The volume of the AAV lysate used per well was adjusted with PBS to 100 μl for SpyCas9 experiments in HeLa and Huh-7 cells, to 80 μl for NmeCas9 experiments in Huh-7 and HEK293T cells, and to 23 μl for T7 assays in HL-1 cells, so that the total volume per well was identical in all samples, including the positive (Cas9 plus sgRNA, but no Acr) and negative (Cas9 only) controls. Medium was replaced 24 h (for HEK293T, HeLa and Huh-7 cells) or 4 h (for HL-1) post-infection and the transduction was repeated 24 h after the first transduction started.

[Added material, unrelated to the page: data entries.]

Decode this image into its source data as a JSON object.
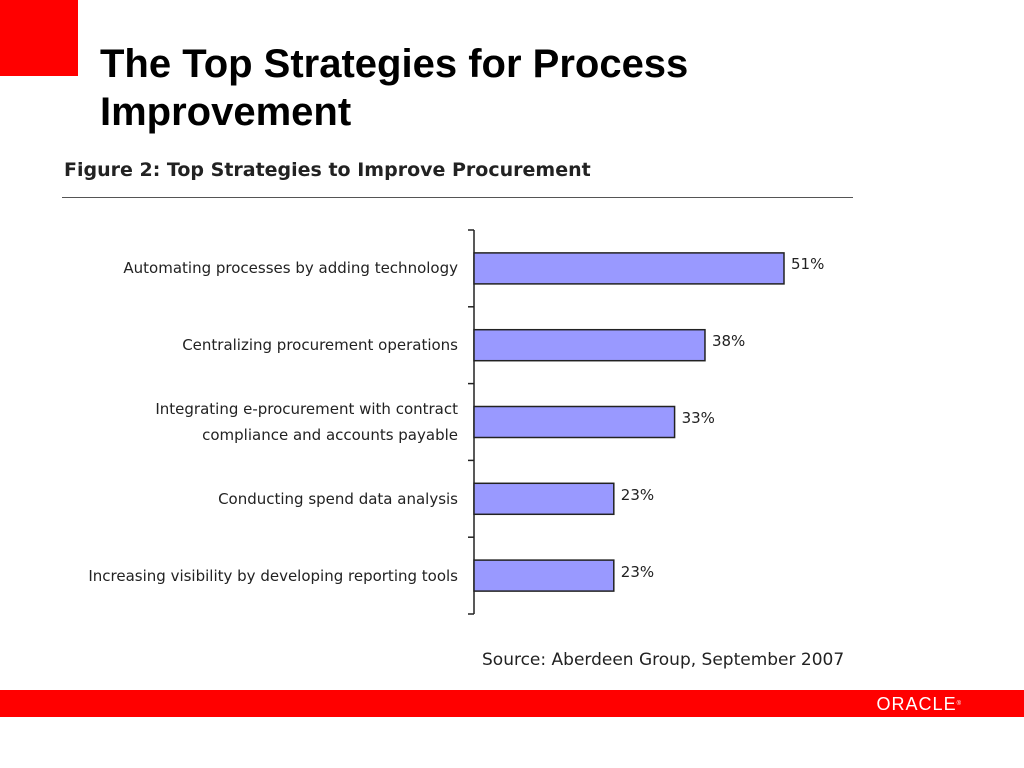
{
  "slide": {
    "title": "The Top Strategies for Process Improvement",
    "logo_text": "ORACLE",
    "logo_mark": "®"
  },
  "colors": {
    "accent": "#ff0000",
    "bar_fill": "#9999ff",
    "bar_stroke": "#222222"
  },
  "chart_data": {
    "type": "bar",
    "orientation": "horizontal",
    "title": "Figure 2: Top Strategies to Improve Procurement",
    "categories": [
      "Automating processes by adding technology",
      "Centralizing procurement operations",
      "Integrating e-procurement with contract compliance and accounts payable",
      "Conducting spend data analysis",
      "Increasing visibility by developing reporting tools"
    ],
    "values": [
      51,
      38,
      33,
      23,
      23
    ],
    "value_labels": [
      "51%",
      "38%",
      "33%",
      "23%",
      "23%"
    ],
    "xlabel": "",
    "ylabel": "",
    "xlim": [
      0,
      100
    ],
    "grid": false,
    "legend": "none",
    "source": "Source: Aberdeen Group, September 2007"
  }
}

For transfection-based T7 assays (Supplementary Figure S11C and D), HEK293T cells were seeded at a density of 12 500 cells per well into 96-well plates (Eppendorf) using 100 μl culture medium per well. Sixteen hours post-seeding, cells were co-transfected with (i) 25 ng of SpyCas9, (ii) 25 ng of sgRNA construct targeting either the EMX1 or CCR5 locus, (iii) 25 ng of AcrIIA4-scaffold, AcrIIA4-2xmiR-122 or AcrIIA4-2xmiR-1 and (iv) 125 ng of either miR-122 or miR-1 expression plasmid, or empty vector using jetPRIME^® (Polyplus-transfection) according to the manufacturers’ protocol.

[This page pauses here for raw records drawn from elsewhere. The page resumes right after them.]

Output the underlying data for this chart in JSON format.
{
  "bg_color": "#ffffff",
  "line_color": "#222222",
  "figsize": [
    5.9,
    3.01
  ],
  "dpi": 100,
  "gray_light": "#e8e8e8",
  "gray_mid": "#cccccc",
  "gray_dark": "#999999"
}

Seventy-two hours after the (first) transduction or transfection, cells were lysed using DirectPCR lysis reagent supplemented with proteinase K (Sigma-Aldrich). The genomic target locus was PCR-amplified with primers flanking the target site (Supplementary Table S3) using Q5 Hot Start High-Fidelity DNA Polymerase (New England Biolabs). For TIDE sequencing analysis (Figure ​(Figure2F2F and Supplementary Figures S6 and S12), the amplicon was purified using gel electrophoresis followed by gel extraction using the QIAquick Gel Extraction Kit (Qiagen) and by Sanger sequencing (Eurofins). Data analysis was performed using the TIDE web tool (https://tide.deskgen.com/) (41). To assess the indel frequency by T7 assay, we employed a rapid T7 protocol (26). Ten microliters of the target locus amplicons were diluted 1:4 in 1× buffer 2 (New England Biolabs), heated up to 95°C, and slowly cooled down to allow re-annealing and formation of hetero-duplexes using a nexus GSX1 Mastercycler (Eppendorf) and the following program: 95°C/5 min, 95–85°C at −2°C/s, 85–25°C at −0.1°C/s. Subsequently, 0.5 μl T7 endonuclease (New England Biolabs) was added, samples were mixed and incubated at 37°C for 15 min followed by analysis on a 2% Tris–borate–EDTA agarose gel. The Gel iX20 system equipped with a 2.8 megapixel/14 bit scientific-grade CCD camera (INTAS) was used for gel documentation. To calculate the indel percentages from the gel images, the background was subtracted from each lane and T7 bands were quantified using the ImageJ (http://imagej.nih.gov/ij/) gel analysis tool. Peak areas were measured and percentages of insertions and deletions (indel(%)) were calculated using the formula indel (%) = 100 × (1 – (1 – fraction cleaved)^1/2), whereas the fraction cleaved = ∑(cleavage product bands)/∑(cleavage product bands + PCR input band). Full-length T7 assay gel images are shown in Supplementary Figure S2.